The upshot of this is that LLMs are quite good at the stuff that he thinks only humans will be able to do. What they aren't so good at (yet) is really rigorous reasoning, exactly the opposite of what 20th century people assumed.
The upshot of this is that LLMs are quite good at the stuff that he thinks only humans will be able to do. What they aren't so good at (yet) is really rigorous reasoning, exactly the opposite of what 20th century people assumed.
I mean, not only human-generated text. Also, human brains are arguably statistical models trained on human-generated/collected data as well...
I'd say no, human brains are "trained" on billions of years of sensory data. A very small amount of that is human-generated.
LLMs have access to what we generate, but not the source. So it embed how we may use words, but not why we use this word and not others.
I don't understand this point - we can obviously collect sensory data and use that for training. Many AI/LLM/robotics projects do this today...
> So it embed how we may use words, but not why we use this word and not others.
Humans learn language by observing other humans use language, not by being taught explicit rules about when to use which word and why.
Sensory data is not the main issue, but how we interpret them.
In Jacob Bronowski's The Origins of Knowledge and Imagination, IIRC, there's an argument that our eyes are very coarse sensors. Instead they do basic analysis from which the brain can infer the real world around us with other data from other organs. Like Plato's cave, but with much more dimensions.
But we humans came with the same mechanisms that roughly interpret things the same way. So there's some commonality there about the final interpretation.
> Humans learn language by observing other humans use language, not by being taught explicit rules about when to use which word and why.
Words are symbols that refers to things and the relations between them.
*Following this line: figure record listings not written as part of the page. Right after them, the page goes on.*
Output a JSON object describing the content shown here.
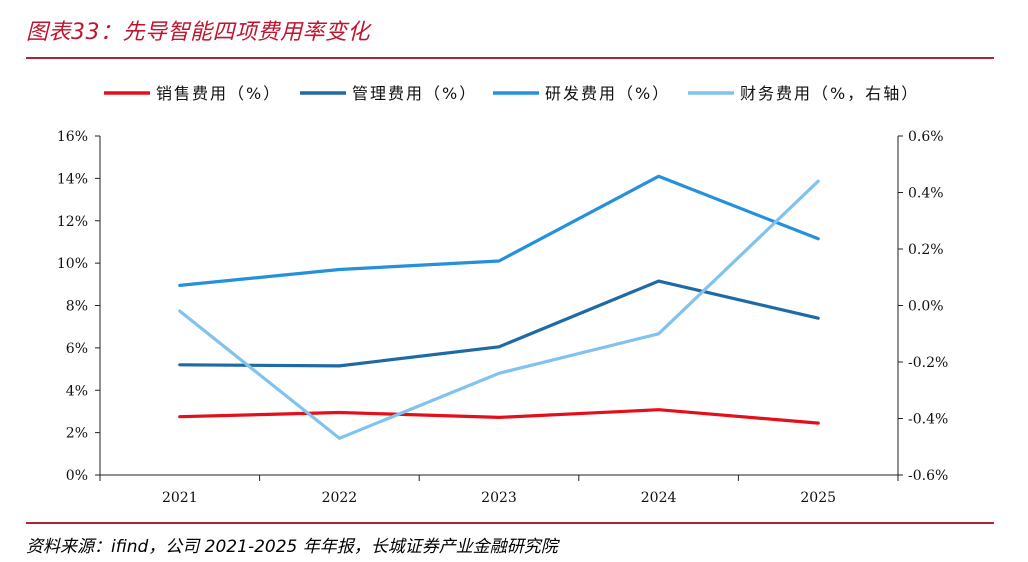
{
  "header": {
    "title": "图表33：先导智能四项费用率变化"
  },
  "footer": {
    "source": "资料来源：ifind，公司 2021-2025 年年报，长城证券产业金融研究院"
  },
  "chart_data": {
    "type": "line",
    "categories": [
      "2021",
      "2022",
      "2023",
      "2024",
      "2025"
    ],
    "left_axis": {
      "ylim": [
        0,
        16
      ],
      "ticks": [
        0,
        2,
        4,
        6,
        8,
        10,
        12,
        14,
        16
      ],
      "tick_labels": [
        "0%",
        "2%",
        "4%",
        "6%",
        "8%",
        "10%",
        "12%",
        "14%",
        "16%"
      ]
    },
    "right_axis": {
      "ylim": [
        -0.6,
        0.6
      ],
      "ticks": [
        -0.6,
        -0.4,
        -0.2,
        0.0,
        0.2,
        0.4,
        0.6
      ],
      "tick_labels": [
        "-0.6%",
        "-0.4%",
        "-0.2%",
        "0.0%",
        "0.2%",
        "0.4%",
        "0.6%"
      ]
    },
    "series": [
      {
        "name": "销售费用（%）",
        "axis": "left",
        "color": "#e3101b",
        "values": [
          2.75,
          2.95,
          2.72,
          3.08,
          2.45
        ]
      },
      {
        "name": "管理费用（%）",
        "axis": "left",
        "color": "#1f6aa5",
        "values": [
          5.2,
          5.15,
          6.05,
          9.15,
          7.4
        ]
      },
      {
        "name": "研发费用（%）",
        "axis": "left",
        "color": "#2590db",
        "values": [
          8.95,
          9.7,
          10.1,
          14.1,
          11.15
        ]
      },
      {
        "name": "财务费用（%，右轴）",
        "axis": "right",
        "color": "#82c2ee",
        "values": [
          -0.02,
          -0.47,
          -0.24,
          -0.1,
          0.44
        ]
      }
    ],
    "legend_position": "top",
    "grid": false
  }
}
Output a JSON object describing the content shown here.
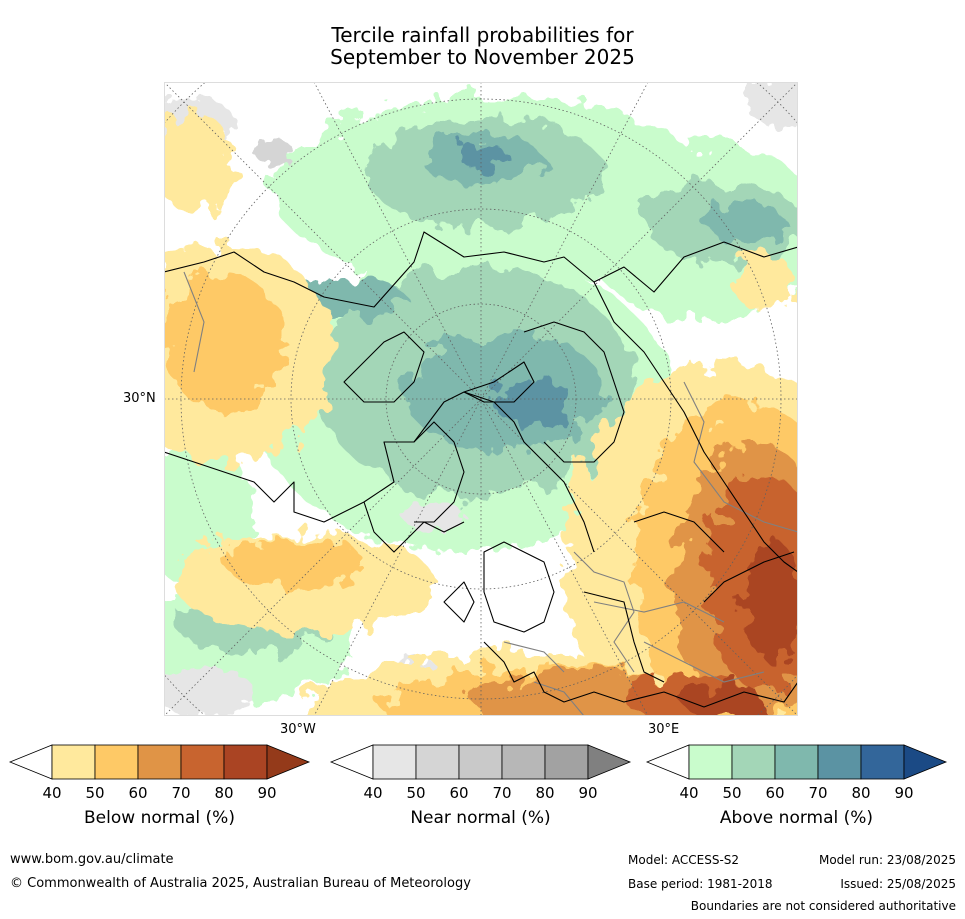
{
  "title": {
    "line1": "Tercile rainfall probabilities for",
    "line2": "September to November 2025"
  },
  "map": {
    "projection": "north-polar-stereographic",
    "axis_labels": {
      "left_lat": "30°N",
      "bottom_left_lon": "30°W",
      "bottom_right_lon": "30°E"
    },
    "colors": {
      "below": [
        "#ffffff",
        "#ffe99d",
        "#fec966",
        "#e09446",
        "#c8642f",
        "#aa4423",
        "#943a1a"
      ],
      "near": [
        "#ffffff",
        "#e6e6e6",
        "#d5d5d5",
        "#c9c9c9",
        "#b7b7b7",
        "#a2a2a2",
        "#808080"
      ],
      "above": [
        "#ffffff",
        "#c9fccc",
        "#a3d6b7",
        "#7fb8ad",
        "#5b93a3",
        "#33669a",
        "#1b4a85"
      ],
      "coast": "#000000",
      "borders": "#808080"
    }
  },
  "colorbars": [
    {
      "label": "Below normal (%)",
      "ticks": [
        "40",
        "50",
        "60",
        "70",
        "80",
        "90"
      ]
    },
    {
      "label": "Near normal (%)",
      "ticks": [
        "40",
        "50",
        "60",
        "70",
        "80",
        "90"
      ]
    },
    {
      "label": "Above normal (%)",
      "ticks": [
        "40",
        "50",
        "60",
        "70",
        "80",
        "90"
      ]
    }
  ],
  "footer": {
    "url": "www.bom.gov.au/climate",
    "copyright": "© Commonwealth of Australia 2025, Australian Bureau of Meteorology",
    "model": "Model: ACCESS-S2",
    "base_period": "Base period: 1981-2018",
    "model_run": "Model run: 23/08/2025",
    "issued": "Issued: 25/08/2025",
    "disclaimer": "Boundaries are not considered authoritative"
  }
}
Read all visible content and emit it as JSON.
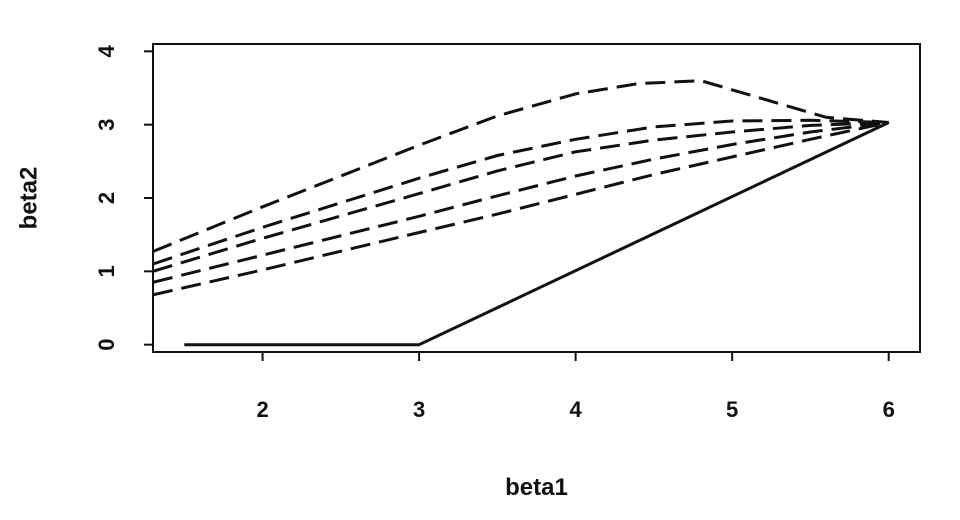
{
  "chart_data": {
    "type": "line",
    "title": "",
    "xlabel": "beta1",
    "ylabel": "beta2",
    "xlim": [
      1.3,
      6.2
    ],
    "ylim": [
      -0.1,
      4.1
    ],
    "xticks": [
      2,
      3,
      4,
      5,
      6
    ],
    "yticks": [
      0,
      1,
      2,
      3,
      4
    ],
    "grid": false,
    "legend": "none",
    "series": [
      {
        "style": "solid",
        "color": "#111111",
        "x": [
          1.5,
          3.0,
          6.0
        ],
        "y": [
          0.0,
          0.0,
          3.03
        ]
      },
      {
        "style": "dashed",
        "color": "#111111",
        "x": [
          1.3,
          2.0,
          3.0,
          3.5,
          4.0,
          4.4,
          4.8,
          5.2,
          5.6,
          6.0
        ],
        "y": [
          1.27,
          1.88,
          2.72,
          3.12,
          3.42,
          3.56,
          3.6,
          3.35,
          3.1,
          3.03
        ]
      },
      {
        "style": "dashed",
        "color": "#111111",
        "x": [
          1.3,
          2.0,
          3.0,
          3.5,
          4.0,
          4.5,
          5.0,
          5.5,
          6.0
        ],
        "y": [
          1.1,
          1.6,
          2.27,
          2.58,
          2.8,
          2.97,
          3.05,
          3.06,
          3.03
        ]
      },
      {
        "style": "dashed",
        "color": "#111111",
        "x": [
          1.3,
          2.0,
          3.0,
          3.5,
          4.0,
          4.5,
          5.0,
          5.5,
          6.0
        ],
        "y": [
          1.0,
          1.45,
          2.06,
          2.37,
          2.63,
          2.79,
          2.9,
          2.99,
          3.03
        ]
      },
      {
        "style": "dashed",
        "color": "#111111",
        "x": [
          1.3,
          2.0,
          3.0,
          3.5,
          4.0,
          4.5,
          5.0,
          5.5,
          6.0
        ],
        "y": [
          0.85,
          1.22,
          1.75,
          2.03,
          2.3,
          2.53,
          2.73,
          2.9,
          3.03
        ]
      },
      {
        "style": "dashed",
        "color": "#111111",
        "x": [
          1.3,
          2.0,
          3.0,
          3.5,
          4.0,
          4.5,
          5.0,
          5.5,
          6.0
        ],
        "y": [
          0.68,
          1.02,
          1.53,
          1.78,
          2.05,
          2.32,
          2.56,
          2.8,
          3.03
        ]
      }
    ]
  }
}
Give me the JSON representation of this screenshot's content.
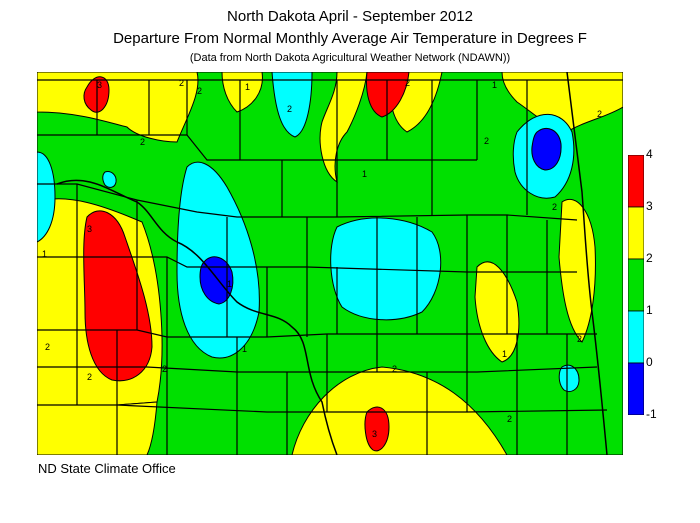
{
  "title_line1": "North Dakota April - September  2012",
  "title_line2": "Departure From Normal Monthly Average Air Temperature in Degrees F",
  "title_line3": "(Data from North Dakota Agricultural Weather Network (NDAWN))",
  "credit": "ND State Climate Office",
  "legend": {
    "ticks": [
      "4",
      "3",
      "2",
      "1",
      "0",
      "-1"
    ],
    "colors": [
      "#ff0000",
      "#ffff00",
      "#00e000",
      "#00ffff",
      "#0000ff"
    ],
    "bands": [
      "3 to 4",
      "2 to 3",
      "1 to 2",
      "0 to 1",
      "-1 to 0"
    ]
  },
  "map": {
    "background_color": "#00e000",
    "contour_labels": [
      "3",
      "2",
      "1",
      "2",
      "2",
      "2",
      "1",
      "2",
      "2",
      "1",
      "1",
      "3",
      "1",
      "2",
      "2",
      "2",
      "2",
      "1",
      "2",
      "3",
      "2",
      "1",
      "2",
      "2"
    ]
  }
}
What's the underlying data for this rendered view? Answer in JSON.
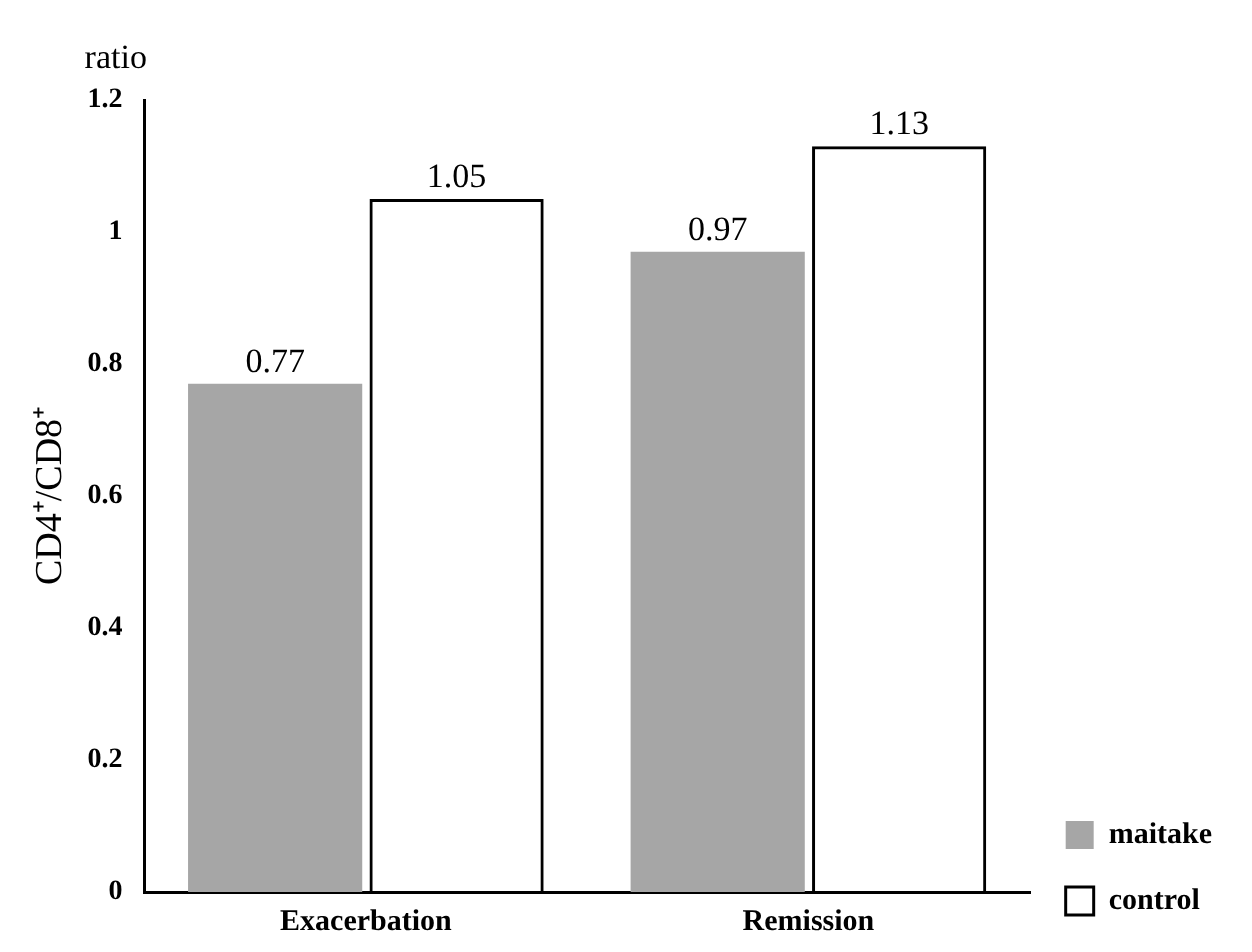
{
  "chart_data": {
    "type": "bar",
    "title": "ratio",
    "ylabel": "CD4⁺/CD8⁺",
    "categories": [
      "Exacerbation",
      "Remission"
    ],
    "series": [
      {
        "name": "maitake",
        "color": "#a6a6a6",
        "values": [
          0.77,
          0.97
        ]
      },
      {
        "name": "control",
        "color": "#000000",
        "values": [
          1.05,
          1.13
        ]
      }
    ],
    "ylim": [
      0,
      1.2
    ],
    "yticks": [
      0,
      0.2,
      0.4,
      0.6,
      0.8,
      1,
      1.2
    ],
    "data_labels": true,
    "grid": false,
    "legend": "bottom right"
  }
}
In the same book, there's a rough explanation for language which describe the three elements that define it: Symbols or terms, the grammar (or the rules for using the symbols), and a dictionary which maps the symbols to things and the rules to interactions in another domain that we already accept as truth.
Maybe we are not taught the rules explicitly, but there's a lot of training done with corrections when we say a sentence incorrectly. We also learn the symbols and the dictionary as we grow and explore.
So LLMs learn the symbols and the rules, but not the whole dictionary. It can use the rules to create correct sentences, and relates some symbols to other, but ultimately there's no dictionary behind it.
There are 2 types of grammar for natural language - descriptive (how the language actually works and is used) and prescriptive (a set of rule about how a language should be used). There is no known complete and consistent rule-based grammar for any natural human language - all of these grammar are based on some person or people, in a particular period of time, selecting a subset of the real descriptive grammar of the language and saying 'this is the better way'. Prescriptive, rule-based grammar is not at all how humans learn their first language, nor is prescriptive grammar generally complete or consistent. Babies can easily learn any language, even ones that do not have any prescriptive grammar rules, just by observing - there have been many studies that confirm this.
> there's a lot of training done with corrections when we say a sentence incorrectly.
There's a lot of the same training for LLMs.
> So LLMs learn the symbols and the rules, but not the whole dictionary. It can use the rules to create correct sentences, and relates some symbols to other, but ultimately there's no dictionary behind it.
LLMs definitely learn 'the dictionary' (more accurately a set of relations/associations between words and other types of data) and much better than humans do, not that such a 'dictionary' is an actual determined part of the human brain.